La obra legislativa de Cadiz
Como
consecuencia del clima social de rechazo de los derechos señoriales
y de los principios de soberanía nacional e igualdad ante
la ley, las Cortes de Cádiz procedieron a desmantelar el
entramado social y económico del Antiguo Régimen.
Para ello elaboraron una serie de leyes fundamentadas en la propiedad
privada y la libertad de mercado. Así, legislaron los siguientes
aspectos:
• Desaparecieron los privilegios de la nobleza y el clero
y los derechos señoriales procedentes de la jurisdicción
(leyes de abolición del régimen feudal)
• Establecieron una nueva concepción de la propiedad
privada. basada en la idea de que debía ser libre y plena.
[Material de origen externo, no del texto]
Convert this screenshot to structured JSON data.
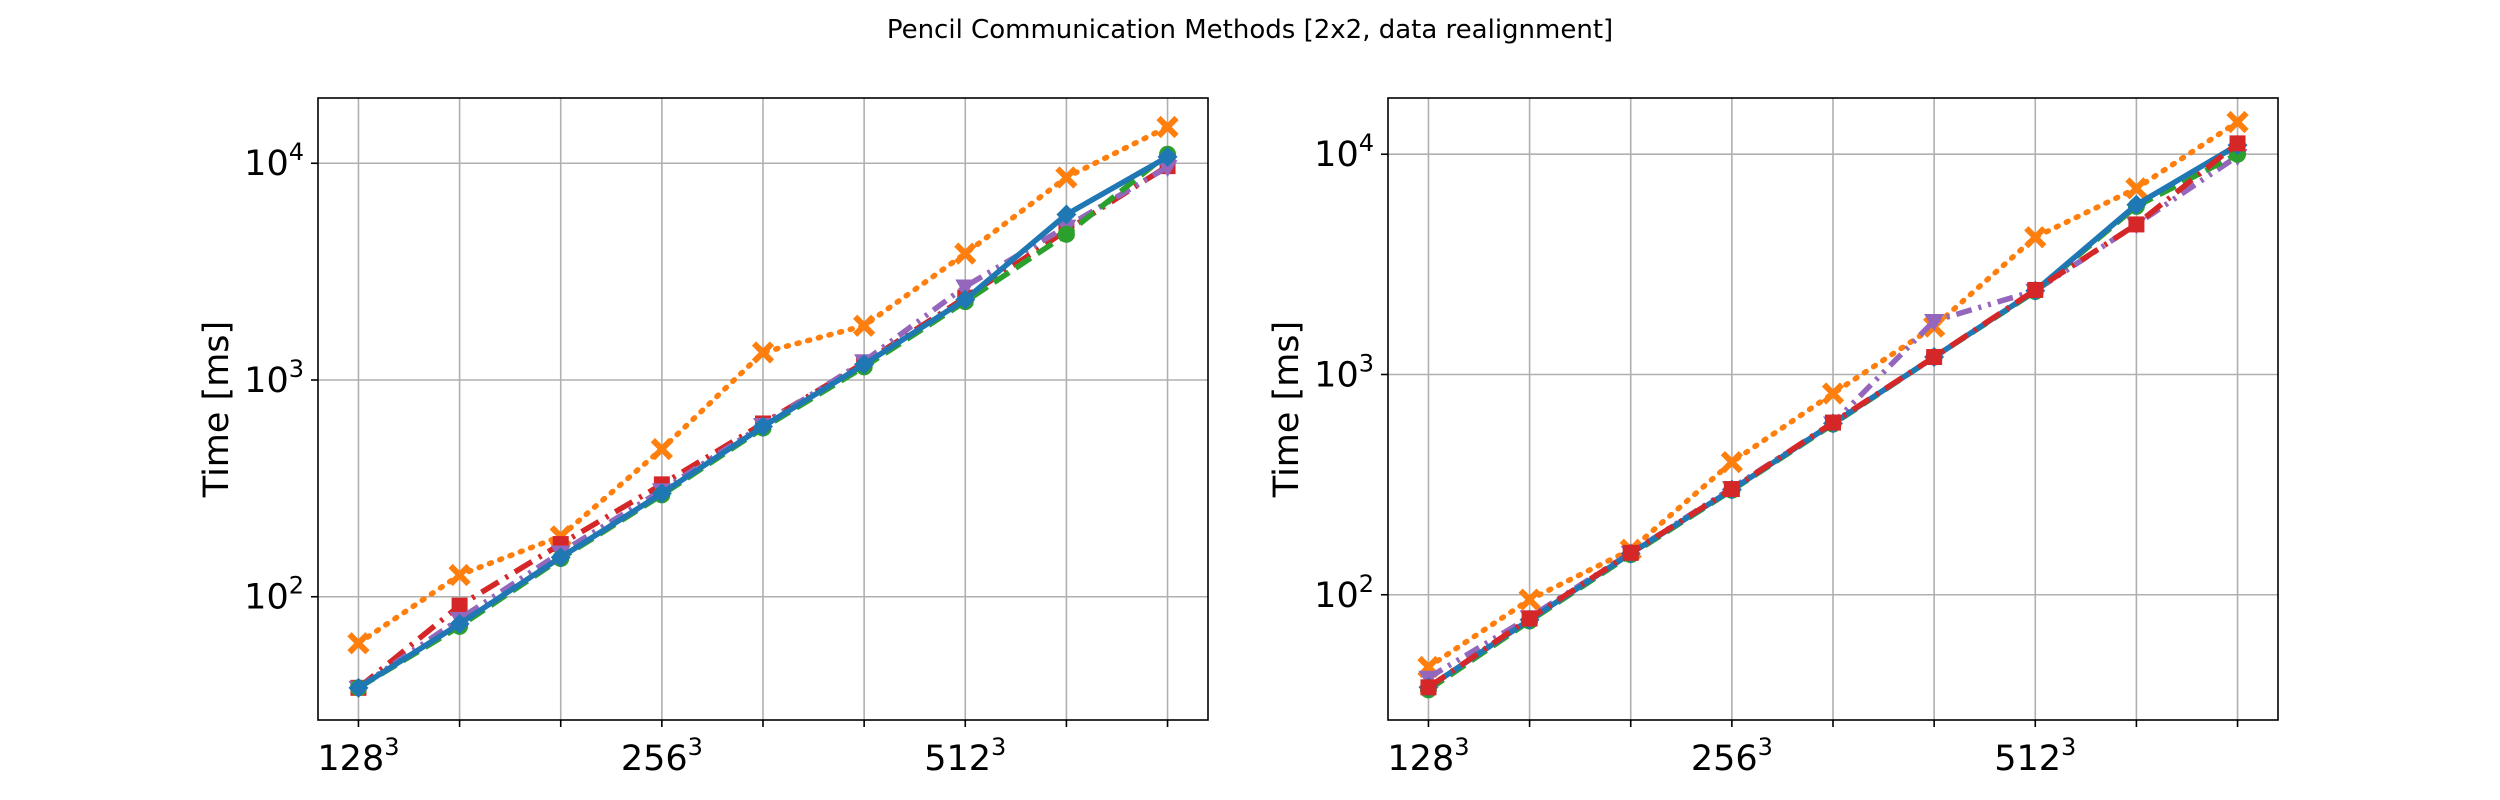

Esto se oponía a la existencia de propiedades vinculadas
y amortizadas, por lo que iniciaron la primera desamortización
nacional, obstaculizada por la guerra
• Abogaron por la libertad de comercio e industria y por
la libertad de contratación de los trabajadores, lo que
supuso la supresión de los gremios, y la creación
de leyes de libertad de imprenta y expresión
Este conjunto de medidas implicaba una transformación radical
del régimen de propiedad y de las relaciones predominantes
en el Antiguo Régimen. Su implantación definitiva,
sin embargo, no se produjo hasta el triunfo de la revolución
liberal, en la década de los treinta.